I am using GCC 12.1.0. I tend to always use memcpy() to copy blocks of memory rather than using a hand written loop, since I always read that memcpy() should always provide the most efficient implementation, as a builtin compiler-specific function.
But to my great disappointment, even using -O3
, the following test function:
#include <cstring>
void copy(char *from, char *to, int size)
{
memcpy(to,from,size);
}
always results in a jmp to the library memcpy() function, and NOT to some builtin inlined assembly as one would expect. This is IMHO very inefficient, possibly (to my knowledge) much less efficient than simply using a loop like
while (size--) *(to--) = *(src--);
because a jump to a function is always expensive, in particular when it is about a very simple function which the compiler could efficiently inline!

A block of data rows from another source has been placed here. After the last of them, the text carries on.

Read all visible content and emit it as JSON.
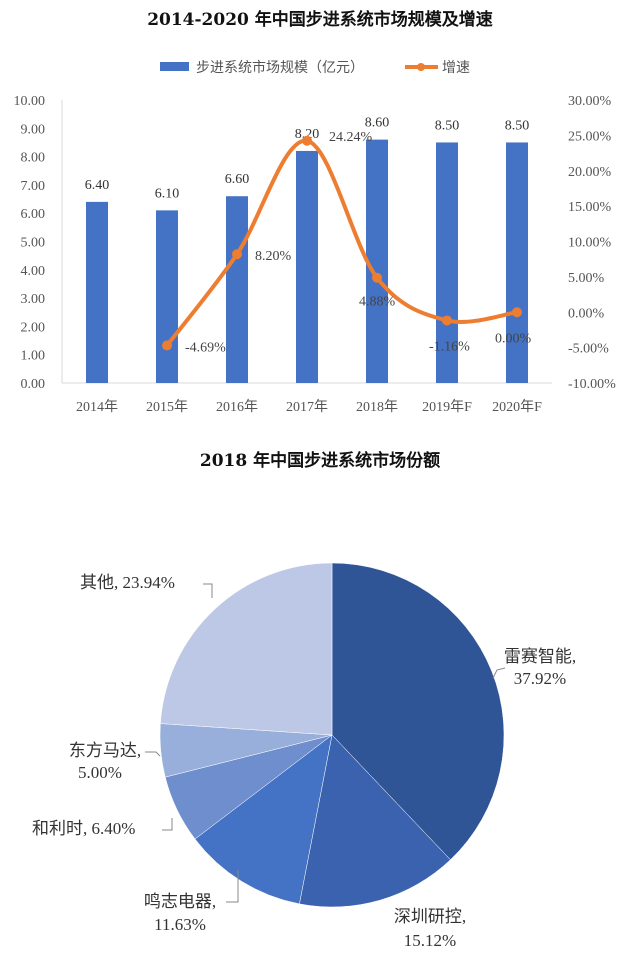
{
  "chart_data": [
    {
      "type": "bar+line",
      "title": "2014-2020 年中国步进系统市场规模及增速",
      "categories": [
        "2014年",
        "2015年",
        "2016年",
        "2017年",
        "2018年",
        "2019年F",
        "2020年F"
      ],
      "series": [
        {
          "name": "步进系统市场规模（亿元）",
          "type": "bar",
          "axis": "left",
          "color": "#4472C4",
          "values": [
            6.4,
            6.1,
            6.6,
            8.2,
            8.6,
            8.5,
            8.5
          ],
          "labels": [
            "6.40",
            "6.10",
            "6.60",
            "8.20",
            "8.60",
            "8.50",
            "8.50"
          ]
        },
        {
          "name": "增速",
          "type": "line",
          "axis": "right",
          "color": "#ED7D31",
          "values": [
            null,
            -4.69,
            8.2,
            24.24,
            4.88,
            -1.16,
            0.0
          ],
          "labels": [
            "",
            "-4.69%",
            "8.20%",
            "24.24%",
            "4.88%",
            "-1.16%",
            "0.00%"
          ]
        }
      ],
      "y_left": {
        "ticks": [
          "0.00",
          "1.00",
          "2.00",
          "3.00",
          "4.00",
          "5.00",
          "6.00",
          "7.00",
          "8.00",
          "9.00",
          "10.00"
        ],
        "ylim": [
          0,
          10
        ]
      },
      "y_right": {
        "ticks": [
          "-10.00%",
          "-5.00%",
          "0.00%",
          "5.00%",
          "10.00%",
          "15.00%",
          "20.00%",
          "25.00%",
          "30.00%"
        ],
        "ylim": [
          -10,
          30
        ]
      },
      "legend": {
        "position": "top",
        "items": [
          "步进系统市场规模（亿元）",
          "增速"
        ]
      },
      "grid": false
    },
    {
      "type": "pie",
      "title": "2018 年中国步进系统市场份额",
      "slices": [
        {
          "label": "雷赛智能",
          "value": 37.92,
          "text": "37.92%",
          "color": "#2F5597"
        },
        {
          "label": "深圳研控",
          "value": 15.12,
          "text": "15.12%",
          "color": "#3A62AE"
        },
        {
          "label": "鸣志电器",
          "value": 11.63,
          "text": "11.63%",
          "color": "#4472C4"
        },
        {
          "label": "和利时",
          "value": 6.4,
          "text": "6.40%",
          "color": "#6E8ECE"
        },
        {
          "label": "东方马达",
          "value": 5.0,
          "text": "5.00%",
          "color": "#98AEDB"
        },
        {
          "label": "其他",
          "value": 23.94,
          "text": "23.94%",
          "color": "#BCC8E5"
        }
      ]
    }
  ],
  "labels": {
    "chart1_title": "2014-2020 年中国步进系统市场规模及增速",
    "chart2_title": "2018 年中国步进系统市场份额",
    "legend_bar": "步进系统市场规模（亿元）",
    "legend_line": "增速",
    "pie": {
      "l0a": "雷赛智能,",
      "l0b": "37.92%",
      "l1a": "深圳研控,",
      "l1b": "15.12%",
      "l2a": "鸣志电器,",
      "l2b": "11.63%",
      "l3": "和利时, 6.40%",
      "l4a": "东方马达,",
      "l4b": "5.00%",
      "l5": "其他, 23.94%"
    }
  }
}
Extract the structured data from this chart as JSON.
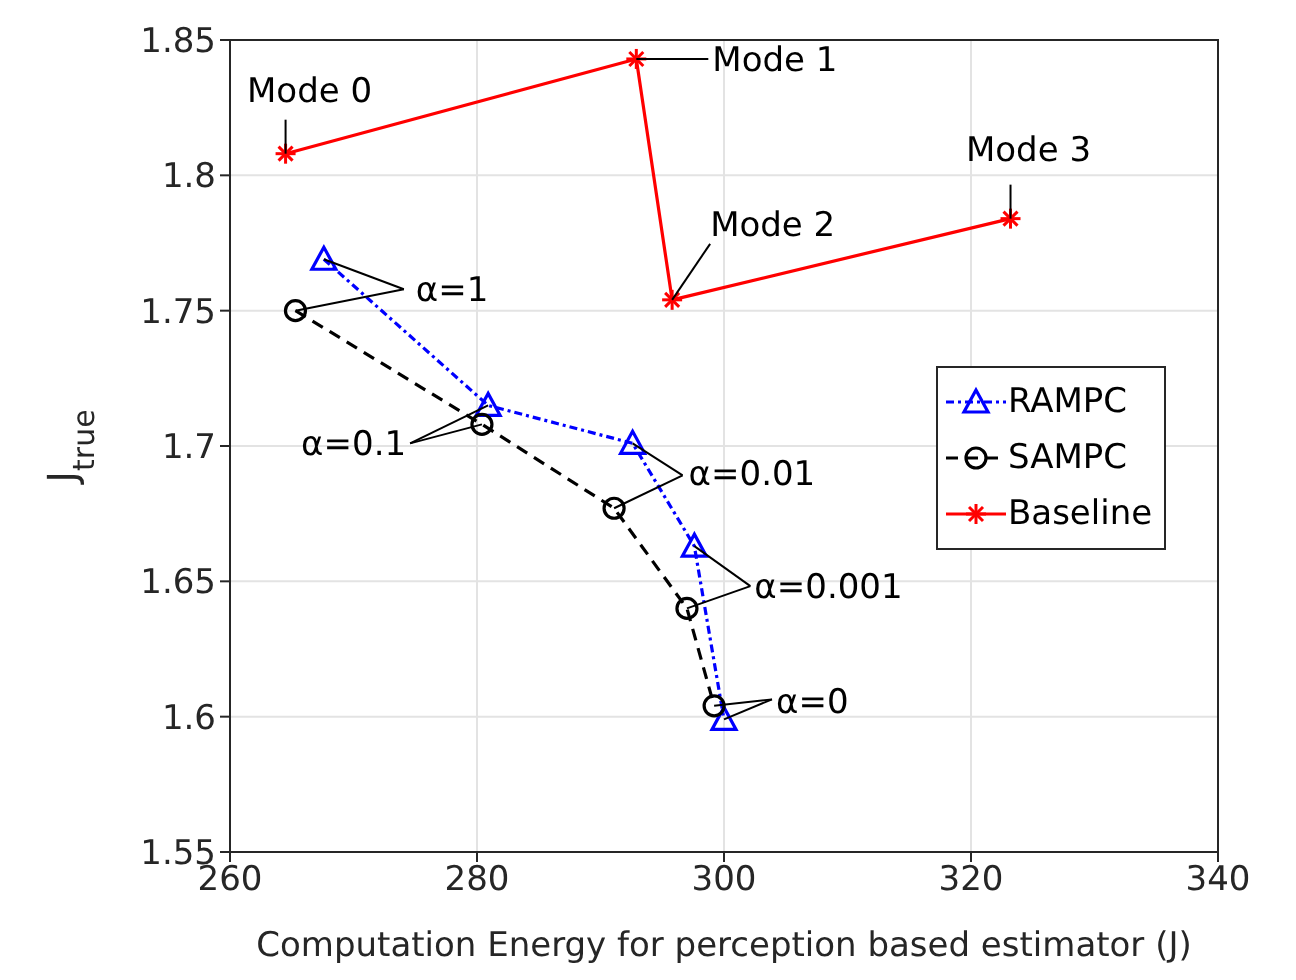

Before somebody points me on the same topic being already covered here When __builtin_memcpy is replaced with libc's memcpy I must specify that my problem is different. There it was simply replied that the compiler may generate a jmp to memcpy() when the copy size is not known at compiling time. I allow myself to insist that, despite the size is unknown, a jmp is still much less efficient than any inlined code, so I am very puzzled on why GCC insists to use a jmp even with a high optimization setting as -O3
.
Is there any particular flag I must specify expressly for GCC to use the builtin memcpy or however an inlined loop ? Why isn't -O3
enough ?
Edit: I changed the float* to char* in the sample code because one could easily point out that was an error, however that was irrelevant to my question
Edit: I can confirm by inspecting the resulting asm that a jmp is generated to clib's memcpy(). Being working extensively with optimized math functions and benchmarks, I can easily confirm that a jmp to a clib's function is always taxing. I have always been taught there is an overhead involved with function calls.